AVC: Growing up with the stuff your parents liked when they were younger is such an interesting phenomenon, because do you remember if you were aware that this wasn’t brand-new comedy? Did you know that The Three Stooges wasn’t currently on?
AL: No! [Laughs.] No, no no. I had such a weird—I just thought everything I was watching was new. I was very out of touch with modern things. I kind of listened to music my parents listened to, watched TV shows my parents watched. I remember being in—I don’t even know what grade—but someone asked me, “Do you like ‘Bugaboo’?” And I was like, “Bugaboo Creek?” I thought they were talking about [the restaurant]. I thought they were talking about the Bunyan Onion. Because I didn’t know [the Destiny’s Child song]. I was listening to, like, Raffi, you know what I mean? I was definitely a sheltered kid who was not up-to-date with pop culture until late in high school or college. Then I started being like, “Oh, there’s a whole world I can explore!” But I was like, “The Three Stooges? I’d love to see them live!”
AL: There’s so many. All of my friends, my boyfriend, and everyone who I’m around is professionally funny. So I’m lucky to be close friends with the funniest people I know. But then, obviously, my dad. He’s no longer with us, but he was the funniest person I know.

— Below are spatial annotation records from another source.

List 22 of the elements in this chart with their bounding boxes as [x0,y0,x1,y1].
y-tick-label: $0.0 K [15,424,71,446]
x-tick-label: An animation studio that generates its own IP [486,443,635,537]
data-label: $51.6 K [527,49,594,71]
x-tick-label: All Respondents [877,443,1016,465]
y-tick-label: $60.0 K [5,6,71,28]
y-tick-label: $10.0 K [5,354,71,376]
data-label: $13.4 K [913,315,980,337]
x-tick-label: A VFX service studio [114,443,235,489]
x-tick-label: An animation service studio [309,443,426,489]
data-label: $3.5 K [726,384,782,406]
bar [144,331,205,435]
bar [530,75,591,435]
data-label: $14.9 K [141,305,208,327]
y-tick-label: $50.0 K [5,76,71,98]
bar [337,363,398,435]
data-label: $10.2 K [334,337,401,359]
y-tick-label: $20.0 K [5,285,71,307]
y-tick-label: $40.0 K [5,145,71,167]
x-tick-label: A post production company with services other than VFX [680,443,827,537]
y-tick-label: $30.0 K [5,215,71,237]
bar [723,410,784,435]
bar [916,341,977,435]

I re-watched this clip recently—my cousin sent it—and it’s really a treat to get to listen to and see videos of my dad. I hadn’t seen this one before, but he would do these roasts at Christmas. Basically, my cousin—I’m Greek, so everyone’s a cousin—they had their father living with them for a really long time, and he was really losing it. It was late in life, he couldn’t hear a thing, and it was causing a lot of problems. But my dad, basically right in front of him, said something like, “John, you’ve welcomed Uncle Charlie into your house—unfortunately, you never thought he’d live as long as he would!” Everyone just lost it, and Charlie couldn’t hear. We were screaming and laughing. It was so, so gutsy. But, in the moment, everyone really needed to laugh about that because they had been going through hell with this guy. [My dad] just knew how to bring comedy to the mundane, I would say.
AL: Oh, my goodness. You know on Instagram where you see—I’m a vegetarian, so I love a big sandwich as high as can be with just, basically, every vegetable on it. I don’t really have a nuanced palate, I’m like, “Just put every single thing on it with an inch of alfalfa sprouts!” Give me any vegetable with a vegan aioli, and I’m happy as a clam.
AVC: What bread is this on? What are you picturing?
AL: It’s on ciabatta, 100%. Yeah, I love ciabatta. I don’t like sweetness in my bread—no, I like a nice, crunchy ciabatta.
AVC: Which has a firmness to it that I think is going to be crucial in holding this massive sandwich together.
AL: That’s exactly right. We cannot have a soft bread because it will topple. We need the sturdy foundation.
Too Late premieres in select theaters and on digital platforms on June 25.